Mexican Natural Resources Agency Releases Four More Wolves in Mexico

Photo of Mexican wolf in the U.S., taken several years ago.

Information taken from news release by Mexico’s National Commission of Natural Protected Areas (CONANP)

PHOENIX — Mexico’s National Commission of Natural Protected Areas (CONANP) recently released two pairs of endangered Mexican wolves in two areas in the state of Chihuahua, where they are expected to adapt and survive in their native environment.

Both pairs, called “Manada del Arroyo” and “Manada del Gavilan,” came from the Ladder Ranch in New Mexico.

Mexico has now had 19 releases of Mexican wolves since 2011, bringing the total wild wolf population in that country to 45. In addition, there have been 14 litters born since 2014: one each in 2014, 2015 and 2016; two each in 2017, 2018, 2019 and 2020; and three in 2021.

These events are a result of the efforts of the Mexican Wolf Action Program for the Conservation of Species led by CONANP, in collaboration with the Autonomous University of Querétaro, which, since 2012, has been permanently monitoring the wild population of Mexican gray wolves in the Sierra Madre Occidental. CONANP is the agency responsible for administration of 182 Protected Natural Areas in Mexico and promotes wildlife conservation and best practices among users within those areas.

CONANP’s efforts to recover this species are part of a collaboration of more than 40 years between Mexico and the U.S, with the participation of the U.S. Fish and Wildlife Service (USFWS), the Arizona Game and Fish Department (AZGFD), and the New Mexico Department of Game and Fish (NMDGF). All of them, with CONANP, are in the final negotiation of a Letter of Intent that will be signed soon to strengthen this program.

The program also includes the implementation of actions aimed at improving coexistence with the species and attention to depredation events and livestock conflict where these reintroductions take place. These actions represent the fulfillment of one of the main commitments established by the “Action Program for the Conservation of the Species: Mexican Wolf” (PACE) of CONANP and the “Mexico-United States Program for the Recovery of the Mexican Gray Wolf.” This is in addition to other training and environmental education actions with local communities that include workshops and the preparation of environmental education materials, as well as informative sessions on the insurance against predator attacks.

As of November 2019, the Mexican gray wolf moved from the category “probably extinct in the wild” in the Official Mexican Standard NOM-059-SEMARNAT-2010 to the category “in danger of extinction,” and it remains in the Appendix II of the Convention on International Trade in Endangered Species of Wild Fauna and Flora (CITES).

In the U.S., the end-of-year census for 2020 showed a population of at least 186 Mexican wolves in the wild (72 in Arizona and 114 in New Mexico). This was a 14% increase in the population from the 2019 end-of-year census and showed a doubling of the U.S. Mexican wolf population over the last five years.

“AZGFD’s contention has always been that Mexico is an important component of Mexican wolf recovery,” said Jim deVos, Mexican wolf coordinator for the Arizona Game and Fish Department. “These efforts show that through international cooperation, recovery efforts are moving forward in Mexico and contradict the contention of some critics that recovery can’t occur in that country.”

The Mexican wolf is the most genetically distinct subspecies of the gray wolf, and the world’s most endangered population of wolves. Their average weight is only 73 pounds for males and 59 pounds for females, reaching just 31.5 inches at the withers.

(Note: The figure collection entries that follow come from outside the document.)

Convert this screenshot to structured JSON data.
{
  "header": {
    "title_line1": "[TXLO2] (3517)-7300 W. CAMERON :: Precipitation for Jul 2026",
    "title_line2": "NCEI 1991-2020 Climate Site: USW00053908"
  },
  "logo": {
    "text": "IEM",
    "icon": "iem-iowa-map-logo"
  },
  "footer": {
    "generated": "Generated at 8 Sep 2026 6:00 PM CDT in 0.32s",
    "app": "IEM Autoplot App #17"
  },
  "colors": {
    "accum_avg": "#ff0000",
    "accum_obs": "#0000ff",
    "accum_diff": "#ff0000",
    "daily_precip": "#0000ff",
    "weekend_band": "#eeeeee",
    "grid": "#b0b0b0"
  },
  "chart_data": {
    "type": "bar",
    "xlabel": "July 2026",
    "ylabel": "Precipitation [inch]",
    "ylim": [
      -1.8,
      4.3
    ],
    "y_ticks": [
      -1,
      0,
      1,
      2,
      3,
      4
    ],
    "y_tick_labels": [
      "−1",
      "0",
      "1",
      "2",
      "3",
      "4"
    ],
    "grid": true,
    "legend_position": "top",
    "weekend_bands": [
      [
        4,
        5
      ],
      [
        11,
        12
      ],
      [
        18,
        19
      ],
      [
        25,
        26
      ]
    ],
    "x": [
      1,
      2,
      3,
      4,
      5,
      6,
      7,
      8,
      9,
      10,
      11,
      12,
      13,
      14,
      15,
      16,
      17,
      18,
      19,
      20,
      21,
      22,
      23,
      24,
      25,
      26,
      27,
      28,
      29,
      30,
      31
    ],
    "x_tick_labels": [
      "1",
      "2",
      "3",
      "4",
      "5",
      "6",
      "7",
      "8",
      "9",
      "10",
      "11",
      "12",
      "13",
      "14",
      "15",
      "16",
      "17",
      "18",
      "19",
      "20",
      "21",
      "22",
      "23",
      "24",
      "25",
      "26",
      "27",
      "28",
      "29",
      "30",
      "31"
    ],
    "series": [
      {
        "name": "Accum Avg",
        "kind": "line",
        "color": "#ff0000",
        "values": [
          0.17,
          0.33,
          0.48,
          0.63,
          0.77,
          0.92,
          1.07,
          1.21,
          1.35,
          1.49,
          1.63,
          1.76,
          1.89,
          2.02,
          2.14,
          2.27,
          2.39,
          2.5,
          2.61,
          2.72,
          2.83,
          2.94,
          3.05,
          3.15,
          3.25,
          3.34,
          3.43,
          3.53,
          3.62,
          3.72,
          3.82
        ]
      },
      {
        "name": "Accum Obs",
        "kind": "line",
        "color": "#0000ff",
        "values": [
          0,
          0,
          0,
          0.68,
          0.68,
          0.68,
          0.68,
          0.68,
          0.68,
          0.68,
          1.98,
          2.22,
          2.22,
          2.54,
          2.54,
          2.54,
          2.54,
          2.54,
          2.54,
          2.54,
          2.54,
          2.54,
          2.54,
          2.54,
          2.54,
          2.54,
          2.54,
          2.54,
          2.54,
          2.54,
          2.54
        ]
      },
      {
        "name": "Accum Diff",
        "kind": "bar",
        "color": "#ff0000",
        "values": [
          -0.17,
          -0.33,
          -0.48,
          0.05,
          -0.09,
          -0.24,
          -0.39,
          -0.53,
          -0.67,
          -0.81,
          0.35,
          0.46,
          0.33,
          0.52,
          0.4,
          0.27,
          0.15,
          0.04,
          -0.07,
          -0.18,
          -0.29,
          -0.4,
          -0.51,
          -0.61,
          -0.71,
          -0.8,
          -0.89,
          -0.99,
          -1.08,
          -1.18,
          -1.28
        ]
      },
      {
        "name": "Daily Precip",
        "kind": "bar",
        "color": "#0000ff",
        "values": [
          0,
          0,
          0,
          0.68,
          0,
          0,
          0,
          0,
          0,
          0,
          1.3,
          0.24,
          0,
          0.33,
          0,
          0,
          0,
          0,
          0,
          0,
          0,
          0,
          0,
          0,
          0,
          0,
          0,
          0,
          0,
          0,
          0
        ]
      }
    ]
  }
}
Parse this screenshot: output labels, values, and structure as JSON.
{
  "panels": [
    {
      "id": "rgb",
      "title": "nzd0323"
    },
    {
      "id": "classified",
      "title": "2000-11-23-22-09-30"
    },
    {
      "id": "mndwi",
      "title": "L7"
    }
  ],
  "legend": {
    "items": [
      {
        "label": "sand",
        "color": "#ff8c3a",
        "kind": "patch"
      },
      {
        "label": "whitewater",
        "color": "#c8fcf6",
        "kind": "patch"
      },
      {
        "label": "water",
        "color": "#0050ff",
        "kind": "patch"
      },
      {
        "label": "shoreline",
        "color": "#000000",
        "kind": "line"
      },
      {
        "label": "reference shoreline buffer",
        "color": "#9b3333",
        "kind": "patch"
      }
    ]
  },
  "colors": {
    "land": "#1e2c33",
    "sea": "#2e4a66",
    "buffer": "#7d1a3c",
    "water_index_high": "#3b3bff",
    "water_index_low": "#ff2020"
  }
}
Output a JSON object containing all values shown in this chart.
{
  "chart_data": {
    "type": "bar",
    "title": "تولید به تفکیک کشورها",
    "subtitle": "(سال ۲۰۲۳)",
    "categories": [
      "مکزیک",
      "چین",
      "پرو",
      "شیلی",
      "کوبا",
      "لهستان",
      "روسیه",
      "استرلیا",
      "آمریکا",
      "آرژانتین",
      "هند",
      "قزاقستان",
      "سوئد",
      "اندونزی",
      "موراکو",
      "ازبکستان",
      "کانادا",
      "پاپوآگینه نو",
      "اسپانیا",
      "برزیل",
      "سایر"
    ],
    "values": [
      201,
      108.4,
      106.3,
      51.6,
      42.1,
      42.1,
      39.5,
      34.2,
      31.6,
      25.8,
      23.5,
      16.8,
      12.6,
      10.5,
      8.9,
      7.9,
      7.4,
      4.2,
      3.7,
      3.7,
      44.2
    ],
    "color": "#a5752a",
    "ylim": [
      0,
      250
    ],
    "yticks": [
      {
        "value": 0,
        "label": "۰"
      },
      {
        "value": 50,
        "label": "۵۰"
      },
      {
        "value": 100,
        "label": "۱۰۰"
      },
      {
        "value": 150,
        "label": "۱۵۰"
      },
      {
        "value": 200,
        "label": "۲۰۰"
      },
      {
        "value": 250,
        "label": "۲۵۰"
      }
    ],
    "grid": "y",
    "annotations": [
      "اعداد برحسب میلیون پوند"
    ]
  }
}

This subspecies of gray wolf was at one time distributed from the southwestern U.S. into the Sierras Madre Occidental and Oriental reaching Central Mexico, with some authors believing its range was as far as Oaxaca. Its extinction was due to intensive eradication campaigns by government agencies, both in the U.S. and Mexico, mainly due to misunderstanding of the importance of its presence in healthy ecosystems.

“With these releases, CONANP reiterates its commitment to continue efforts to establish this subspecies that bears the name of our country,” said the agency in a news release statement. “Therefore, these releases represent an important advance in the recovery efforts of the Mexican gray wolf.”